In the Non slipping bend in Dyneema thread, the question arose as to why make a bend at all, given how easy single-braid Dyneema is to splice. One answer given was that sometimes you need a small loop - one that isn’t large enough to permit the buried length necessary for a strong splice.
Well, my preference in such circumstances is something I call an “Infinity Splice” (shown below). I don’t believe that it’s possible to make a fully lock-brummeled simple loop, even by inversion methods like the Mobius eye splice. It is possible, however, to make a fully lock-brummeled loop in the shape of a figure-8 or (if viewed horizontally) the infinity symbol. I’ve been using these for several years now as replacements for wire pigtails - or anywhere I want a clean, simple rope loop (even if I don’t need the tensile strength of Dyneema).
Note that the crossing of the splice is not fixed. That is, you can adjust the relative sizes of the two loops at any time. I find that convenient when I want to eye-hitch the loop on one end. For example, I have a boat with a floating boom (the gooseneck is not fixed in place on the mast). I use an infinity splice with one end eye-hitched to the mainsail tack grommet and drawn up so that the other end forms a loop large enough for the boom gooseneck to pass through. That way, the boom rides up and down with the tack of the sail.

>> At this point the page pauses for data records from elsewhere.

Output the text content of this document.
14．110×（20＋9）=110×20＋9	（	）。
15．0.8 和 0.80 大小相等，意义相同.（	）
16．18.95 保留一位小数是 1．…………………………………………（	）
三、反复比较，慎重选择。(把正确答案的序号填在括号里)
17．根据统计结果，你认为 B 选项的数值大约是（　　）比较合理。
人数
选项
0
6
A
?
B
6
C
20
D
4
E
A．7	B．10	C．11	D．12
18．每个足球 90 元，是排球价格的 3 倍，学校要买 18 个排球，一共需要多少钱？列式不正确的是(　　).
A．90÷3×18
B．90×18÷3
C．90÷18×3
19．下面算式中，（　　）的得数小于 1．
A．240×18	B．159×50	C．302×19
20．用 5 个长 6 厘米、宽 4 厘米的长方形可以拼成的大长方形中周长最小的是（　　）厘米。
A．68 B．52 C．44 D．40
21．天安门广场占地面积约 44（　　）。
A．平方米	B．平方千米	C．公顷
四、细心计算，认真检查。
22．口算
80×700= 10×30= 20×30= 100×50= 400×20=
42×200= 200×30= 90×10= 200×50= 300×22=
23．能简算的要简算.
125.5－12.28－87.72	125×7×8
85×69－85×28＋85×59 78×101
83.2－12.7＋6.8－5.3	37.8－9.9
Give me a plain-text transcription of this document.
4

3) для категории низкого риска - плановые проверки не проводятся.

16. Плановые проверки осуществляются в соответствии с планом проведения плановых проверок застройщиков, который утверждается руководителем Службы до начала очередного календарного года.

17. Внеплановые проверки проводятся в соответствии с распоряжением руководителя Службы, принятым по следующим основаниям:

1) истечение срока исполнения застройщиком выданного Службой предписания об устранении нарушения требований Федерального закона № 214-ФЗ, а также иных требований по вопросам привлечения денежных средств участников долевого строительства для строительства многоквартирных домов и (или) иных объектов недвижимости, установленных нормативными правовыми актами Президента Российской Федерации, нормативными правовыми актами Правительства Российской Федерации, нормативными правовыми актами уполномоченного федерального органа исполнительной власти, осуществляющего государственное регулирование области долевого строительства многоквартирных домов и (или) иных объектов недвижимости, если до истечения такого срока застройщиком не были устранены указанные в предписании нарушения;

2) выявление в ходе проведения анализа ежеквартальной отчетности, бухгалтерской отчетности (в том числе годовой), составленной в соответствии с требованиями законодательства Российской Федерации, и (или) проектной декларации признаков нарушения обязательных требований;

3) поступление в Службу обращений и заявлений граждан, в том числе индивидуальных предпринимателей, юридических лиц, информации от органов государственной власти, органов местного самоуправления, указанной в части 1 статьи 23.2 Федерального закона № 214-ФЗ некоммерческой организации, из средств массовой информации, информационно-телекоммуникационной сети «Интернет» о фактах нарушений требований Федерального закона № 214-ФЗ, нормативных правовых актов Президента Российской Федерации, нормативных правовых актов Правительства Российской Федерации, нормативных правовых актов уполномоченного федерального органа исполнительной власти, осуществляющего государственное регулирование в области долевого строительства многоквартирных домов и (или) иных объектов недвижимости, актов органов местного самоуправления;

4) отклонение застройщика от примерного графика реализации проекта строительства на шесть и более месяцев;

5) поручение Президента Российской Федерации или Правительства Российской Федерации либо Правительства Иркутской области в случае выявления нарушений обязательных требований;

If I want a smaller diameter loop, I simply fold the ends over to form a doubled ring. The example shown below is made of 1/8" (3mm) Amsteel Blue. The crossover has fully locking brummels and both tails are buried about 10" (250mm). When folded, it yields a double-loop approximately 3" (75mm) in diameter. The strength of the splice is reduced somewhat by the deformation of the brummels, but it should still be much closer to the rated line strength than any knot. When I use a doubled loop, I generally drop down a step in line diameter (That is, if I want the strength of 1/8" line, I’ll make the splice out of 7/64" and fold it into a double loop).
Step 1: Arrange a length of single-braid line in a “Z” shape.
Step 2: Pass each bight through the braid of the adjacent working end.
Step 3: Pull the bights apart to form a locked Brummel around the center part.
Step 4: Bury and taper the tails (not shown). If the loop is large enough, then the tails won’t meet. I generally prefer to make the tails sufficiently long that they overlap, and taper them opposite each other. That way, the splice has a constant finished diameter all the way around.
I hope that was interesting, and that you find the splice useful.
Inverting one of the loops actually undoes the locked Brummel. You wind up with a simple bury on one end, and a distorted (inverted eye) single Brummel and bury on the other. You can verify this by pulling the buried ends out. The splice will then fall apart.
I tied this figure 8 slippery loop with maximally long burryed ends. I pulled one loop tightly around a small carabiner and pulled the long loop taught. I tied an overhand knot in the long loop with a small loop emerging out if the knot. I tucked the small loop through the emerging loop and snugged the overhand knot. This forms a soft shackle with a double strand locking loop.